I was absolutely thrilled with how this turned out.  In fact, I think it’s my new favorite mac and cheese.  I’ll always love a traditional version as well, but I think the added spice of this one just makes it more appealing to me.  The cheese sauce was creamy and the vegetables added great flavor, but thanks to fine chopping and sautéing there were not noticeable chunks affecting the texture of the dish.  Overall I would call this mild-moderately spicy, which is what I was going for.  Our whole family loved it.  It was also delicious reheated as leftovers later!  The amount of spice can be easily adapted to suit your preference by adding more or less jalapeno and cayenne pepper.

Check out the Macaroni and Cheese Blog for the rest of the 30 days of mac and cheese entries.  I can’t wait to see all the wonderful variations – and of course, try many of them!

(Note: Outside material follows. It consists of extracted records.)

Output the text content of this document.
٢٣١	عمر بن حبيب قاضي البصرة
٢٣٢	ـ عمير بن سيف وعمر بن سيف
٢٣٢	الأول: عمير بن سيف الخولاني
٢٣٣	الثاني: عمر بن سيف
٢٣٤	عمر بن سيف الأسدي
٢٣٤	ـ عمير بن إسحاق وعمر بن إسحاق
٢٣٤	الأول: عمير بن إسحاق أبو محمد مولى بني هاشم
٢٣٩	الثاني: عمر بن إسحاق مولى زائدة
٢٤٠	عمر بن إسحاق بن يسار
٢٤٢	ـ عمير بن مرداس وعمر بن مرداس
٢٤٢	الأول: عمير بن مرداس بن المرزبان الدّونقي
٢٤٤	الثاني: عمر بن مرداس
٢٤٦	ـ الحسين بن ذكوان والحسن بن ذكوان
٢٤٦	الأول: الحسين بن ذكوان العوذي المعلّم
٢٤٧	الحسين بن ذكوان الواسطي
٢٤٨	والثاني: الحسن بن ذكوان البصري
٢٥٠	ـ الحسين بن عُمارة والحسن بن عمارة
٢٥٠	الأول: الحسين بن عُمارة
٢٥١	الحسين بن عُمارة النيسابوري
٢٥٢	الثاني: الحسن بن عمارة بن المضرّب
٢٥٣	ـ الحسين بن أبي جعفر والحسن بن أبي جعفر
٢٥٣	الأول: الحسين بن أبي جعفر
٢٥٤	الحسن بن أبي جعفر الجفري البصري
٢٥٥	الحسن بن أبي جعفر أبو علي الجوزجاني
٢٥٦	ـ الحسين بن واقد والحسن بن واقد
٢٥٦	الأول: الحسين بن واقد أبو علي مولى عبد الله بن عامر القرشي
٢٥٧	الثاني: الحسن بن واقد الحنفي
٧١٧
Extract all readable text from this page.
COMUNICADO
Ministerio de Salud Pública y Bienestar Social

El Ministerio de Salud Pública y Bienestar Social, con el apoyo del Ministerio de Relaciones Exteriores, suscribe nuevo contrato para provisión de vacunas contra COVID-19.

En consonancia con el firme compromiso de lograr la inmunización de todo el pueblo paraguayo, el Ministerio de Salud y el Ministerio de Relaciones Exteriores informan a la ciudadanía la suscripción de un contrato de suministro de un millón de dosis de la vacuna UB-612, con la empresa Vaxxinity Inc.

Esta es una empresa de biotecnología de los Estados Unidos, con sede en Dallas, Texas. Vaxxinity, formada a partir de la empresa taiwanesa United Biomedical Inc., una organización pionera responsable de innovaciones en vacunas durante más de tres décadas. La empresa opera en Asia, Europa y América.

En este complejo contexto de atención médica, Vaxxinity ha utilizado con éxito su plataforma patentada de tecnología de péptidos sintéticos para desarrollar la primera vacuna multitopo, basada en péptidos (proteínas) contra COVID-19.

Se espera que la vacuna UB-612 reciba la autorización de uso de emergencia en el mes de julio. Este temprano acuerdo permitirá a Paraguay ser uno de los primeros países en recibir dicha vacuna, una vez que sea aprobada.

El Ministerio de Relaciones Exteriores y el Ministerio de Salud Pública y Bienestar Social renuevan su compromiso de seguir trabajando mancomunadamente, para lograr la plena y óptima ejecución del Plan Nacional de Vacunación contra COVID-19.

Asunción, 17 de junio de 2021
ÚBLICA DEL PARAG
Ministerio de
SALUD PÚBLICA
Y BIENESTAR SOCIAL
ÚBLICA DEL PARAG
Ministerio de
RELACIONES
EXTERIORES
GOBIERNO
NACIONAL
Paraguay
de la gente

  • Yield about 6-8 servings

Ingredients

4 cups pasta shapes (I like cavatappi)
1/3 cup onion, finely chopped
1/3 cup roasted red pepper (jarred or home roasted), finely chopped
1-2 jalapeno peppers, seeded and finely minced
6½ tbsp. butter, divided
4 tbsp. all-purpose flour
2½ cups milk
¼ tsp. cayenne pepper
¼ tsp. onion powder
¼ tsp. garlic powder
½ tsp. salt
¼ tsp. ground black pepper
8 oz. colby jack cheese, shredded
4 oz. pepper jack cheese, shredded
4 oz. sharp cheddar cheese, shredded
4 oz. baguette or crusty Italian bread, torn into large chunks

Directions

  • 01

    Bring a large pot of water to boil.  When the water boils, cook the pasta according to the package directions.  In the meantime, melt ½ tablespoon of butter in a small skillet over medium-high heat.  Add the onion, red pepper and jalapeno to the skillet and cook, stirring occasionally until fragrant and tender, about 5-7 minutes.  Remove from heat and set aside.

  • 02

    In a medium saucepan, melt 4 tablespoons of butter over medium-high heat.  Once the butter is completely melted, whisk in the flour.  Cook the mixture, whisking constantly, until it turns a light golden brown color and begins to foam, about 2 minutes.  (Be careful not to burn!)  Whisk in the milk until well blended.  Cook the mixture, whisking or stirring frequently, until it begins to bubble and thicken, about 5 minutes.  Reduce the heat to medium-low.  Whisk in the spices.  Add the cheeses to the mixture and whisk until completely melted and well incorporated.  Remove the mixture from the heat.

  • 03

    Preheat the oven to 375° F.  Grease a 2-quart casserole dish.  Return the drained pasta to the large pot.  Add in the cooked vegetables and the cheese sauce, and mix until well blended.  Transfer the mixture to the prepared casserole dish.

  • 04

    Use a food processor to pulse the bread into coarse crumbs.  Transfer the crumbs to a small bowl.  Melt the remaining 2 tablespoons of butter and toss with the bread crumbs.  (I also mixed in a dash of cayenne pepper.)  Sprinkle the crumb mixture in an even layer on top of the pasta.  Bake for 25 minutes, or until the mixture is heated through and the topping is golden brown.  Let stand 5-10 minutes before serving.

  • 05

    Full Disclosure: I received compensation from the Wisconsin Milk Marketing Board for my groceries and the time spent on this project.